I’m a member of several Facebook groups designed for aspiring lactation care providers to learn and discuss clinical issues as well as share their training and certification journeys. After all, it’s a complex process, and everyone can use support with that!
As an IBCLC member of those groups, I see my role as primarily a supporter, encourager, and every-once-in-a-while clarifier of lactation information. Usually, if you wait for threads to unfold, not only will good, accurate information appear, but multiple perspectives will surface - things that people should consider when they are trying to grasp a concept. It’s a beautiful thing to watch, really. You can watch people become more and more confident as they are able to teach things to one another - and that’s what we do in lactation care. It’s truly our primary function.
Recently, I saw a thread unfold that made me pause. The original poster shared a screenshot of a text from someone she knew who was telling her what the pediatrician had said to do for her baby. The original poster shared it with what appeared to be the intent to hear from others about how they might choose to respond. It’s a common type of post in these groups: “what do we as lactation care providers do when this happens?”
I watched the thread for a while. Many people responded, and the reaction was going in one direction. No alternatives to the popular response were offered. The thread began to feel ominous to me, but also familiar. Where had I seen it before?
Oh no, I realized. This thread looks like what you see in an unmoderated mom/parent group, where you sometimes see many people responding to a question or situation with defensiveness, anger (usually toward a health care worker or other source of information that has seemed to inflame the group), and, worst of all, responses that bypass the actual question or problem. How can this help anyone?
Here’s the problem: this wasn’t a parent group. This is a group of aspiring lactation care providers. What I could suddenly see clearly was that they didn’t realize that their habits from those parent groups were carrying on into their “professional” group.

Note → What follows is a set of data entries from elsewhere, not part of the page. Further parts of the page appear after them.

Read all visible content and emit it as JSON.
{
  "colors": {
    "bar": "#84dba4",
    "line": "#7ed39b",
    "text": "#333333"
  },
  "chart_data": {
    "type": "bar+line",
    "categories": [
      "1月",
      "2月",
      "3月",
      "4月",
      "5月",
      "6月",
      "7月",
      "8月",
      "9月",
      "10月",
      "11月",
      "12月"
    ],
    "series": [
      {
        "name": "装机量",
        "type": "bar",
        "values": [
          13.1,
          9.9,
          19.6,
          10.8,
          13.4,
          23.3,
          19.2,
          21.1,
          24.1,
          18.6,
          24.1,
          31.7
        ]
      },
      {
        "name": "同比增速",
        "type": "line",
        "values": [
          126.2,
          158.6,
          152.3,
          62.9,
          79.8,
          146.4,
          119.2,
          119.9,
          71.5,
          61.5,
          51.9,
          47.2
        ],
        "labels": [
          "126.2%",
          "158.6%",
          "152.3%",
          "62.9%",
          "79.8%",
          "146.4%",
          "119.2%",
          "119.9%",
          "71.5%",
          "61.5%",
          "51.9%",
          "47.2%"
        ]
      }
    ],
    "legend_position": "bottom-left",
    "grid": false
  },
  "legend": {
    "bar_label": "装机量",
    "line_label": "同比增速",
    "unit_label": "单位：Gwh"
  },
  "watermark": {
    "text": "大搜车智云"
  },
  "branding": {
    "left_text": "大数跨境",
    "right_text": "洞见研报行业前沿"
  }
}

In their haste to band together with a common response that attacked the health care worker (not the original poster or the person who sent her the text, but a “safe” villain, familiar to them in the narratives they are accustomed to), they were not looking at the information contained in the post with the eyes and brain of a lactation care provider. They haven’t trained themselves to do that yet.
That’s what I needed to share with them. That’s what they needed. Here’s a bit of what I wrote afterward:
“Just one more thing and then I will leave this alone: here's what I should have said yesterday. I promise you I did not misread or misunderstand the original post. My IBCLC brain read the post and performed its normal, appropriate calculation: there is not enough information to know if this doctor's advice was appropriate or not. I encourage you, as lactation care providers (future or current) to approach these types of posts, stories, anecdotes, etc. with the same exact thought process. Think "What don't I know about this situation?" before jumping to "That's not the right answer." We are required to assess every situation individually. We cannot know the whole story unless we are involved as the parent or the care provider. Your "lactation brain" needs to be trained to respond neutrally while you gather facts. If your "parent brain" remains in control, your reactions will be defensive (on behalf of your client or yourself) and not productive. We can discuss these cases in theory until we are tired of them in groups like this, but we also must remember that there are people in these groups who have been in that parent's exact shoes and they will read our comments and possibly even begin to doubt themselves. If they start seeing "that dr is so wrong" and "that parent should just follow their gut" they may wonder if they did the "right" thing in their own situation.”
This was a post that essentially asked the question “What do we do as lactation care providers when this happens?” The responses I saw to the question demonstrated what not to do. I feel so fortunate that I had the opportunity to contribute to the conversation in a way that was truly meant to guide these committed and dedicated people toward a path of providing lactation care that is effective, intentional, and respectful of all who are involved in a situation. My goal, as always, is to help people transform their passion and knowledge into a lactation career that is fulfilling while building longevity and resilience into their everyday practice. Thanks for reading!